I worked a job at a movie theater in LA that barely paid above minimum wage. When they moved me up to the Imax booth, with the responsibility of handling prints worth $70k running through a projector worth a million dollars, they gave me an extra fifty cents an hour. I stayed long enough that I qualified to make a ton of money returning to the booth for Dunkirk a few years later; but, aside from that, I left for a job that paid more money and did give me fairly substantial pay bumps on a regular basis. The previous job regularly praised the employees until it was evaluation time -- that was when we all came just short of deserving a raise. I left it for a job where I could go to management and ask them what the hell I was doing working there for what they were paying me and they would respond by paying me more (until they fired the entire communications team).
I only worked at my last job for a month and a half before I got my current gig. The last job paid alright; but, their business model was dumb -- at least for somebody my age. So, I left.
The thing is, the previous job was still valuable. It paid and it paid reliably. It also allowed me to push for more money when I was negotiating for my current job.
Without context, the meme is fine. Some companies have bad policies that lead to self-destruction due to valuable people leaving.
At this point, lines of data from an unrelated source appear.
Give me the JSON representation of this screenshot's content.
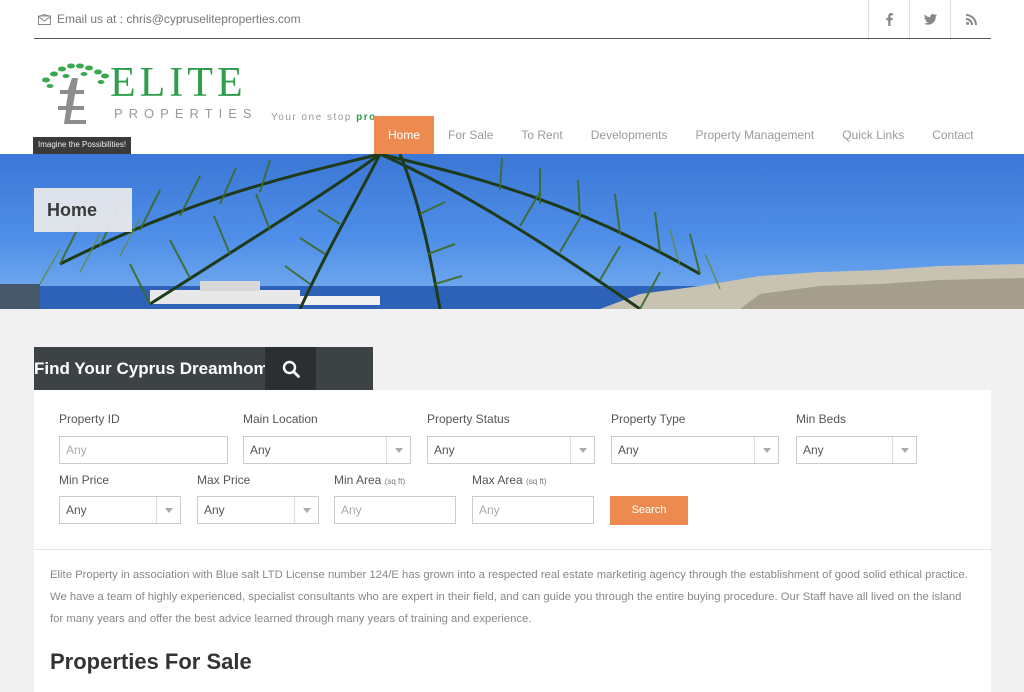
{
  "topbar": {
    "email_text": "Email us at : chris@cypruseliteproperties.com",
    "social": [
      {
        "icon": "facebook-icon",
        "glyph": "f"
      },
      {
        "icon": "twitter-icon",
        "glyph": "t"
      },
      {
        "icon": "rss-icon",
        "glyph": "rss"
      }
    ]
  },
  "brand": {
    "logo_main": "ELITE",
    "logo_sub": "PROPERTIES",
    "tagline_pre": "Your one stop ",
    "tagline_highlight": "pro",
    "tagline_post": "p",
    "imagine": "Imagine the Possibilities!",
    "colors": {
      "green": "#2e9e4a",
      "gray": "#9a9a9a"
    }
  },
  "nav": {
    "items": [
      {
        "label": "Home",
        "active": true
      },
      {
        "label": "For Sale"
      },
      {
        "label": "To Rent"
      },
      {
        "label": "Developments"
      },
      {
        "label": "Property Management"
      },
      {
        "label": "Quick Links"
      },
      {
        "label": "Contact"
      }
    ],
    "accent": "#ed8a4f"
  },
  "hero": {
    "title": "Home"
  },
  "search": {
    "heading": "Find Your Cyprus Dreamhome",
    "fields": {
      "property_id": {
        "label": "Property ID",
        "placeholder": "Any"
      },
      "main_location": {
        "label": "Main Location",
        "value": "Any"
      },
      "property_status": {
        "label": "Property Status",
        "value": "Any"
      },
      "property_type": {
        "label": "Property Type",
        "value": "Any"
      },
      "min_beds": {
        "label": "Min Beds",
        "value": "Any"
      },
      "min_price": {
        "label": "Min Price",
        "value": "Any"
      },
      "max_price": {
        "label": "Max Price",
        "value": "Any"
      },
      "min_area": {
        "label": "Min Area",
        "unit": "(sq ft)",
        "placeholder": "Any"
      },
      "max_area": {
        "label": "Max Area",
        "unit": "(sq ft)",
        "placeholder": "Any"
      }
    },
    "button": "Search"
  },
  "content": {
    "intro": "Elite Property in association with Blue salt LTD License number 124/E has grown into a respected real estate marketing agency through the establishment of good solid ethical practice. We have a team of highly experienced, specialist consultants who are expert in their field, and can guide you through the entire buying procedure. Our Staff have all lived on the island for many years and offer the best advice learned through many years of training and experience.",
    "heading": "Properties For Sale"
  }
}
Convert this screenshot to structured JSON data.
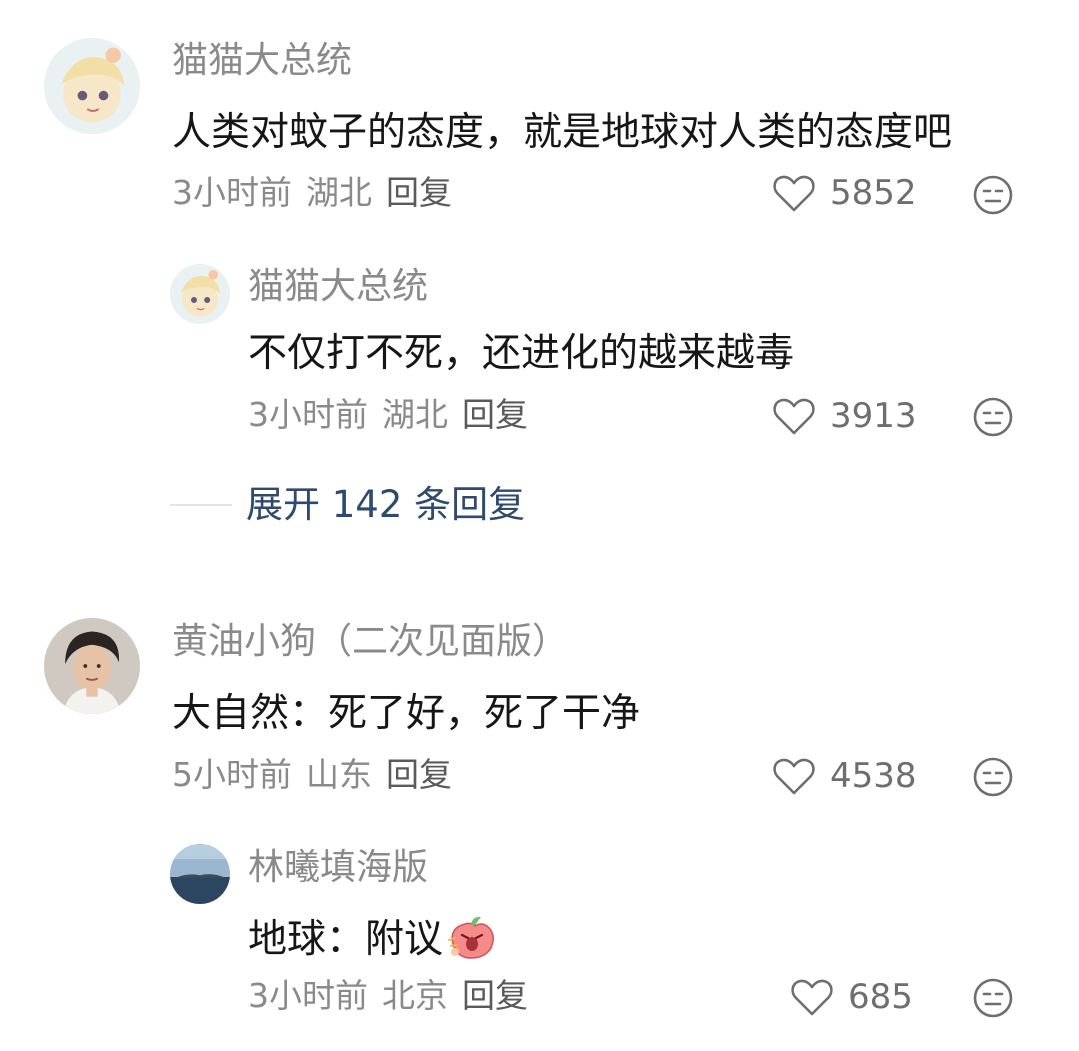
{
  "comments": [
    {
      "username": "猫猫大总统",
      "content": "人类对蚊子的态度，就是地球对人类的态度吧",
      "time": "3小时前",
      "location": "湖北",
      "reply_label": "回复",
      "likes": "5852"
    },
    {
      "username": "猫猫大总统",
      "content": "不仅打不死，还进化的越来越毒",
      "time": "3小时前",
      "location": "湖北",
      "reply_label": "回复",
      "likes": "3913"
    },
    {
      "username": "黄油小狗（二次见面版）",
      "content": "大自然：死了好，死了干净",
      "time": "5小时前",
      "location": "山东",
      "reply_label": "回复",
      "likes": "4538"
    },
    {
      "username": "林曦填海版",
      "content": "地球：附议",
      "time": "3小时前",
      "location": "北京",
      "reply_label": "回复",
      "likes": "685"
    }
  ],
  "expand_replies": "展开 142 条回复",
  "icons": {
    "like": "heart-outline-icon",
    "dislike": "unamused-face-icon",
    "emoji": "angry-peach-emoji"
  },
  "colors": {
    "username": "#8a8a8a",
    "link": "#2e4a6e",
    "text": "#161616"
  }
}
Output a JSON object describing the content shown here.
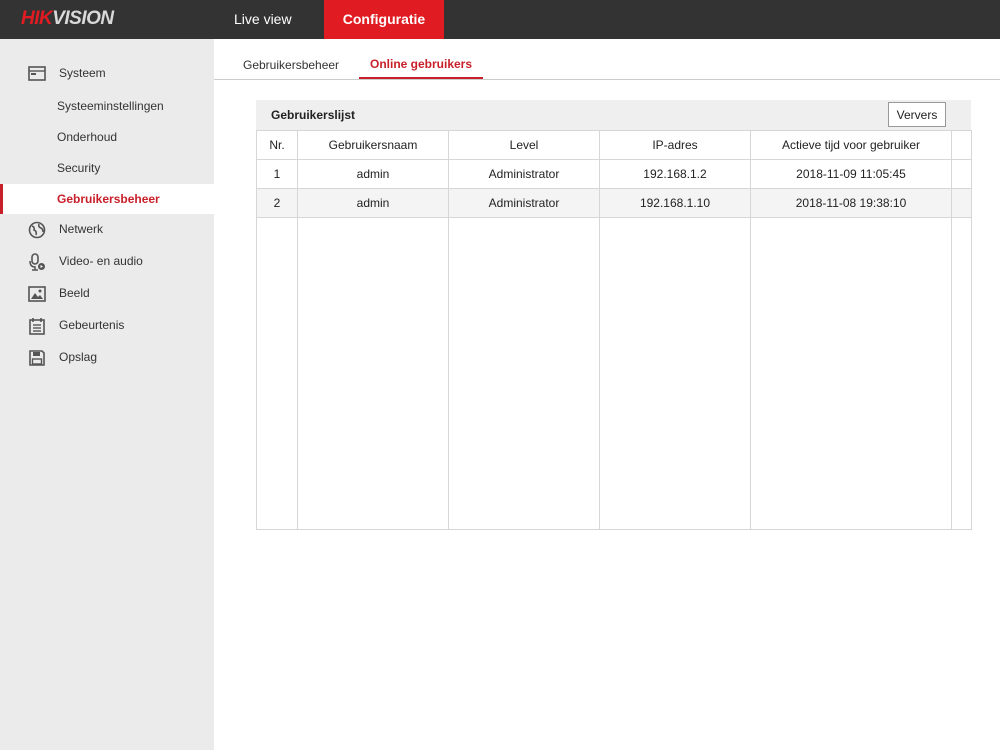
{
  "header": {
    "logo": {
      "part1": "HIK",
      "part2": "VISION"
    },
    "nav": [
      {
        "label": "Live view"
      },
      {
        "label": "Configuratie"
      }
    ]
  },
  "sidebar": {
    "groups": [
      {
        "label": "Systeem",
        "icon": "monitor-icon"
      },
      {
        "label": "Netwerk",
        "icon": "globe-icon"
      },
      {
        "label": "Video- en audio",
        "icon": "microphone-icon"
      },
      {
        "label": "Beeld",
        "icon": "image-icon"
      },
      {
        "label": "Gebeurtenis",
        "icon": "calendar-icon"
      },
      {
        "label": "Opslag",
        "icon": "floppy-disk-icon"
      }
    ],
    "system_subitems": [
      {
        "label": "Systeeminstellingen"
      },
      {
        "label": "Onderhoud"
      },
      {
        "label": "Security"
      },
      {
        "label": "Gebruikersbeheer"
      }
    ]
  },
  "tabs": [
    {
      "label": "Gebruikersbeheer"
    },
    {
      "label": "Online gebruikers"
    }
  ],
  "panel": {
    "title": "Gebruikerslijst",
    "refresh_label": "Ververs"
  },
  "table": {
    "columns": [
      "Nr.",
      "Gebruikersnaam",
      "Level",
      "IP-adres",
      "Actieve tijd voor gebruiker"
    ],
    "rows": [
      [
        "1",
        "admin",
        "Administrator",
        "192.168.1.2",
        "2018-11-09 11:05:45"
      ],
      [
        "2",
        "admin",
        "Administrator",
        "192.168.1.10",
        "2018-11-08 19:38:10"
      ]
    ]
  },
  "colors": {
    "accent": "#e01b22",
    "topbar": "#333333",
    "sidebar": "#ebebeb"
  }
}
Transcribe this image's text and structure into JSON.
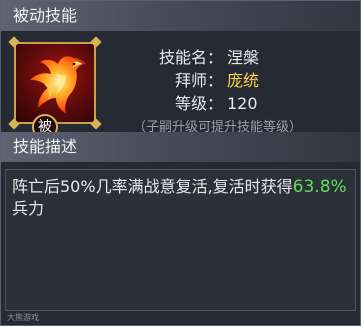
{
  "header": {
    "passive_skill_title": "被动技能"
  },
  "skill": {
    "tag_char": "被",
    "name_label": "技能名：",
    "name_value": "涅槃",
    "teacher_label": "拜师：",
    "teacher_value": "庞统",
    "level_label": "等级：",
    "level_value": "120",
    "hint": "（子嗣升级可提升技能等级）",
    "icon": "phoenix-icon"
  },
  "description": {
    "title": "技能描述",
    "text_before": "阵亡后50%几率满战意复活,复活时获得",
    "highlight": "63.8%",
    "text_after": "兵力"
  },
  "watermark": "大熊游戏",
  "colors": {
    "teacher": "#ffd54a",
    "highlight": "#5fe05a"
  }
}
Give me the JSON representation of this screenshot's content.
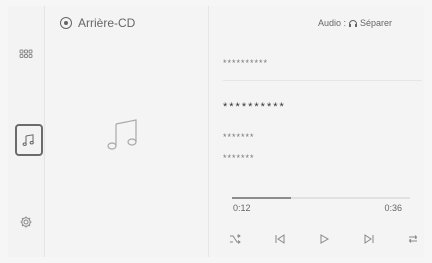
{
  "source": {
    "label": "Arrière-CD",
    "icon": "disc-icon"
  },
  "audio": {
    "prefix": "Audio :",
    "mode": "Séparer",
    "icon": "headphones-icon"
  },
  "track": {
    "album_top": "**********",
    "title": "**********",
    "artist": "*******",
    "album": "*******",
    "progress_fraction": 0.33,
    "time_elapsed": "0:12",
    "time_total": "0:36"
  },
  "sidebar": {
    "items": [
      {
        "name": "apps-grid",
        "icon": "grid-icon"
      },
      {
        "name": "media",
        "icon": "music-note-icon"
      },
      {
        "name": "settings",
        "icon": "gear-icon"
      }
    ]
  },
  "controls": [
    {
      "name": "shuffle",
      "icon": "shuffle-icon"
    },
    {
      "name": "previous",
      "icon": "previous-track-icon"
    },
    {
      "name": "play",
      "icon": "play-icon"
    },
    {
      "name": "next",
      "icon": "next-track-icon"
    },
    {
      "name": "repeat",
      "icon": "repeat-icon"
    }
  ],
  "colors": {
    "background": "#f6f6f6",
    "text": "#555555",
    "accent": "#6b6b6b"
  }
}
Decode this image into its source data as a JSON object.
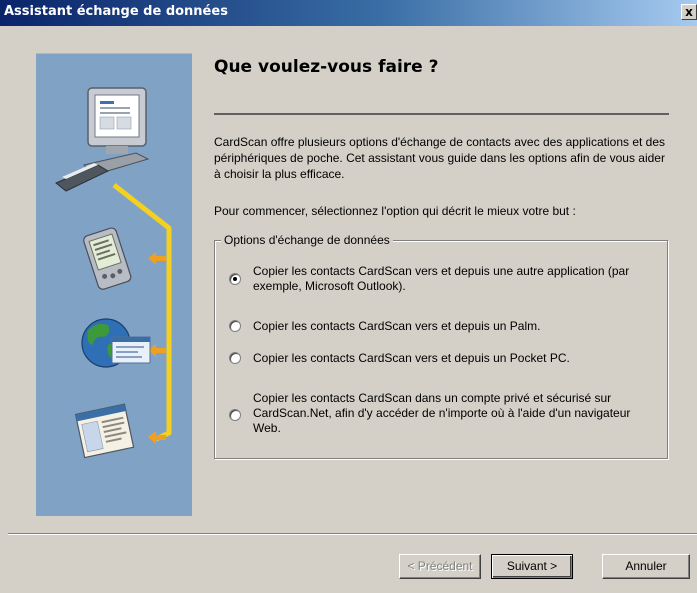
{
  "window": {
    "title": "Assistant échange de données",
    "close_label": "x"
  },
  "main": {
    "heading": "Que voulez-vous faire ?",
    "intro": "CardScan offre plusieurs options d'échange de contacts avec des applications et des périphériques de poche. Cet assistant vous guide dans les options afin de vous aider à choisir la plus efficace.",
    "prompt": "Pour commencer, sélectionnez l'option qui décrit le mieux votre but :",
    "group_label": "Options d'échange de données",
    "options": [
      {
        "label": "Copier les contacts CardScan vers et depuis une autre application (par exemple, Microsoft Outlook).",
        "selected": true
      },
      {
        "label": "Copier les contacts CardScan vers et depuis un Palm.",
        "selected": false
      },
      {
        "label": "Copier les contacts CardScan vers et depuis un Pocket PC.",
        "selected": false
      },
      {
        "label": "Copier les contacts CardScan dans un compte privé et sécurisé sur CardScan.Net, afin d'y accéder de n'importe où à l'aide d'un navigateur Web.",
        "selected": false
      }
    ]
  },
  "side_panel": {
    "icons": [
      "computer-scanner-icon",
      "palm-handheld-icon",
      "globe-web-icon",
      "web-browser-window-icon"
    ],
    "background_color": "#7fa2c5",
    "connector_color": "#f4d020",
    "arrow_color": "#f0a020"
  },
  "buttons": {
    "back_label": "< Précédent",
    "next_label": "Suivant >",
    "cancel_label": "Annuler"
  }
}
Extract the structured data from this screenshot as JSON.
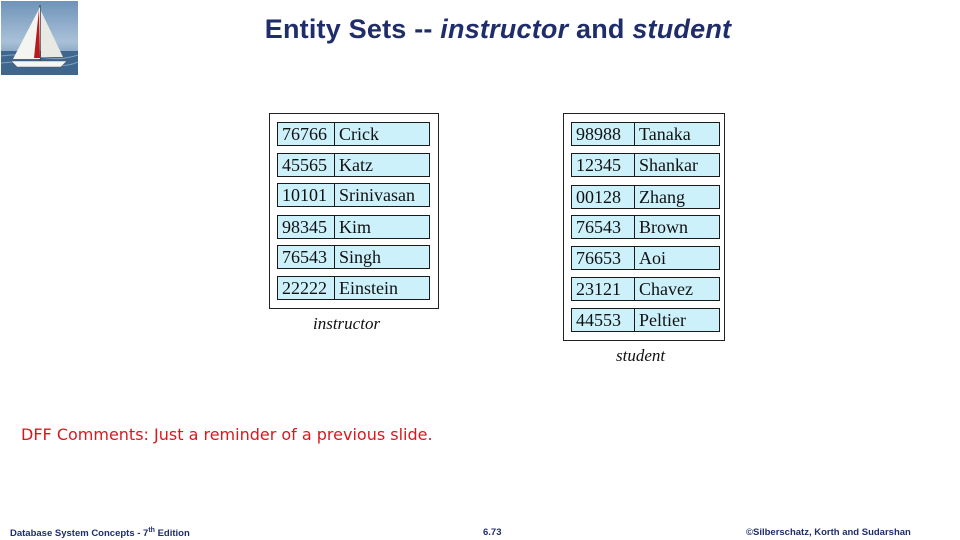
{
  "title": {
    "main": "Entity Sets --",
    "set1": "instructor",
    "and": "and",
    "set2": "student"
  },
  "instructor": {
    "caption": "instructor",
    "rows": [
      {
        "id": "76766",
        "name": "Crick"
      },
      {
        "id": "45565",
        "name": "Katz"
      },
      {
        "id": "10101",
        "name": "Srinivasan"
      },
      {
        "id": "98345",
        "name": "Kim"
      },
      {
        "id": "76543",
        "name": "Singh"
      },
      {
        "id": "22222",
        "name": "Einstein"
      }
    ]
  },
  "student": {
    "caption": "student",
    "rows": [
      {
        "id": "98988",
        "name": "Tanaka"
      },
      {
        "id": "12345",
        "name": "Shankar"
      },
      {
        "id": "00128",
        "name": "Zhang"
      },
      {
        "id": "76543",
        "name": "Brown"
      },
      {
        "id": "76653",
        "name": "Aoi"
      },
      {
        "id": "23121",
        "name": "Chavez"
      },
      {
        "id": "44553",
        "name": "Peltier"
      }
    ]
  },
  "comment": "DFF Comments: Just a reminder of a previous slide.",
  "footer": {
    "left_prefix": "Database System Concepts - 7",
    "left_sup": "th",
    "left_suffix": " Edition",
    "center": "6.73",
    "right": "©Silberschatz, Korth and Sudarshan"
  },
  "colors": {
    "title": "#1f2e6b",
    "row_fill": "#ccf1fb",
    "comment": "#d9181e"
  },
  "icons": {
    "logo": "sailboat-logo-icon"
  }
}
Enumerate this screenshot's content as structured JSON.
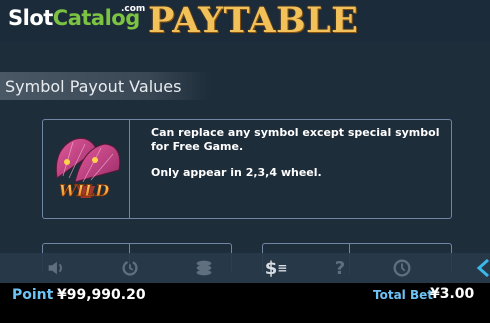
{
  "watermark": {
    "slot": "Slot",
    "catalog": "Catalog",
    "com": ".com"
  },
  "header": {
    "title": "PAYTABLE"
  },
  "section": {
    "title": "Symbol Payout Values"
  },
  "wild_card": {
    "symbol_label": "WILD",
    "line1": "Can replace any symbol except special symbol for Free Game.",
    "line2": "Only appear in 2,3,4 wheel."
  },
  "toolbar": {
    "buttons": [
      "sound-icon",
      "autoplay-icon",
      "bet-coins-icon",
      "paytable-icon",
      "help-icon",
      "history-icon",
      "spin-icon"
    ],
    "paytable_glyph": "$",
    "help_glyph": "?"
  },
  "status": {
    "point_label": "Point",
    "point_value": "¥99,990.20",
    "total_bet_label": "Total Bet",
    "total_bet_value": "¥3.00"
  },
  "colors": {
    "title_gold": "#f2c15a",
    "status_label": "#6ec3f5",
    "card_border": "#6f85a4",
    "background": "#1e2d3a"
  }
}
The thing is, with the context of this meme constantly being shared by pro-union, generally socialist, groups and people, it falls apart. There's a lot of value by letting bad actors make mistakes at their own expense. They provide at least some money to people who are willing to do the work for that money for a certain period of time. People get something on their resumes. People might still be desperate; but, not as desperate as they would be if they had zero income.
There's nothing about being in favor of free markets that precludes mocking companies for having stupid policies. Really, the point of the free market is to punish bad behavior.